SMART's claim that the detour is safer simply isn't credible.

The crossing, with sturdy gates and flashing lights, was approved in 2016 by the California Public Utilities Commission because it offered a safer route than the detour, which requires pedestrians, including children going back and forth to school, to use Guerneville Road, a busy thoroughfare without a sidewalk. In fact, the commission made an exception to its policy of discouraging at-grade rail crossings to approve the gates at Jennings Avenue.

SMART joined the city in its applications for the crossing and construction grants, and it signed a contract with the city to install the gates. Now, SMART is refusing to even put the matter on the agenda for a board of directors meeting.

Farhad Mansourian, the rail agency's general manager, says the reversal is “pure safety,” a decision informed by three pedestrian fatalities in its first 12 months of service. “We know better now, a year later.”

It seems more likely that the hang up is Santa Rosa's refusal to release SMART from maintenance costs and liability for the crossing and its designation as a quiet zone - an area where trains limit the use of horns.

SMART, to its credit, spent extra money upfront on gates and technology required for quiet zones, anticipating that, when service started, communities along the 43-mile route would object to horns blowing at each crossing. Retrofitting for quiet zones would have driven up the cost, but SMART would have more leverage in its efforts to secure indemnity agreements.

A bureaucratic dispute between public agencies isn't a satisfactory reason to deny a promised crossing to residents of the Jennings Avenue neighborhood.
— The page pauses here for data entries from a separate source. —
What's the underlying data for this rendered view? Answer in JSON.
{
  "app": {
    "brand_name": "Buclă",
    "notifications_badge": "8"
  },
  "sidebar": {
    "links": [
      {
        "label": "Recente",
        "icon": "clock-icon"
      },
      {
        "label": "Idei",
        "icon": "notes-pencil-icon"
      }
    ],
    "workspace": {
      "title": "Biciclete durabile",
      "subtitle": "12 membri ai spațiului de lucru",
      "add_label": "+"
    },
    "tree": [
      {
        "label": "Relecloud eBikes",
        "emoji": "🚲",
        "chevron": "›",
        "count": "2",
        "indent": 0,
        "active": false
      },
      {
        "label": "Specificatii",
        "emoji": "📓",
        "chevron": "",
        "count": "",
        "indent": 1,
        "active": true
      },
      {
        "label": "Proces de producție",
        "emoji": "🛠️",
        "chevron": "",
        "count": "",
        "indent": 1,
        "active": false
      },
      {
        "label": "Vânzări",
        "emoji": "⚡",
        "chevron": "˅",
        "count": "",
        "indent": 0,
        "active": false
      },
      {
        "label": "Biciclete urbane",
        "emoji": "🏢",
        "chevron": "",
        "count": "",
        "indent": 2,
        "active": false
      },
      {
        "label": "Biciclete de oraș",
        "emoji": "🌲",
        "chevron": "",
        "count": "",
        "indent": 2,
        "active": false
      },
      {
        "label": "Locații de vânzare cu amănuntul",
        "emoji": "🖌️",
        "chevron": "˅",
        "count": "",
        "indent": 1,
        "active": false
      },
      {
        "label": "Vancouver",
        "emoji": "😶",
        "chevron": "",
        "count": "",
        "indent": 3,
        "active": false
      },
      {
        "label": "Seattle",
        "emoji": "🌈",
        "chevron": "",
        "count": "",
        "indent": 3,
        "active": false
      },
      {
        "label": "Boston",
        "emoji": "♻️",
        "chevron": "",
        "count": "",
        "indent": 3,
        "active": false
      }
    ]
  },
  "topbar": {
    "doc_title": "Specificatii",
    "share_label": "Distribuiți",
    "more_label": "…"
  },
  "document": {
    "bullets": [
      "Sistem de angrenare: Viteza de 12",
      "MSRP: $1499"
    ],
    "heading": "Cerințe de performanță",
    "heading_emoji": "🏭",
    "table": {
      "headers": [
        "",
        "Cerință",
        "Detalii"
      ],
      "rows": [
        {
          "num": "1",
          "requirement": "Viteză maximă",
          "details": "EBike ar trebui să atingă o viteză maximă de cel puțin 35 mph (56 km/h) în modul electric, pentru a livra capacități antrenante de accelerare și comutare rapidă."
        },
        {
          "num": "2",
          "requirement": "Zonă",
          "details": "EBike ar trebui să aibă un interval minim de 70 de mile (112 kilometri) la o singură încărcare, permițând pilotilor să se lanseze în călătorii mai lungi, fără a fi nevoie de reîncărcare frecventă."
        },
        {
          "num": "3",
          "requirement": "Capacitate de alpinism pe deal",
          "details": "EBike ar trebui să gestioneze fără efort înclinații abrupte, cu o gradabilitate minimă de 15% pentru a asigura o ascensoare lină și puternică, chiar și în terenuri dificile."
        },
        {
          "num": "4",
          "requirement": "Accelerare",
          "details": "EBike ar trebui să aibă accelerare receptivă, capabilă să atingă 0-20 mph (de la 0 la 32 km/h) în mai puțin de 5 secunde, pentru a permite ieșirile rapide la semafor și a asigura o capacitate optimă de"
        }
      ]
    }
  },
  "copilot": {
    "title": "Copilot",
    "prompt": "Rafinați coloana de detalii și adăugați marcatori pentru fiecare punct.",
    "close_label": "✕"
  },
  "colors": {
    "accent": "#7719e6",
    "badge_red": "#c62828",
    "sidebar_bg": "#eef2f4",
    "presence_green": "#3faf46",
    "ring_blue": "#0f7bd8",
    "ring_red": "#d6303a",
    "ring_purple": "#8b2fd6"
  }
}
The primary beneficiaries would be children who live east of the rail tracks, an area with several new apartment complexes, and attend school at Helen Lehman Elementary School on the west side of the tracks.

SMART also stands to benefit, as it would make it more convenient for residents of the neighborhood west of the tracks to reach the Coddingtown rail station.

The Santa Rosa City Council unanimously reaffirmed its support for the crossing in a vote last week. “If this crossing as designed isn't safe, then there isn't a safe crossing on SMART's line,” said Mayor Chris Coursey, a former spokesman for SMART. “It's a railroad that needs to be integrated with these communities. Crossings are part of the design. This crossing needs to be part of the design.”

The Public Utilities Commission concurred in its approval for the gated crossing, but the approval is only good until 2019. So time is of the essence.

It's time for SMART to tear down the fences - and build the promised rail crossing.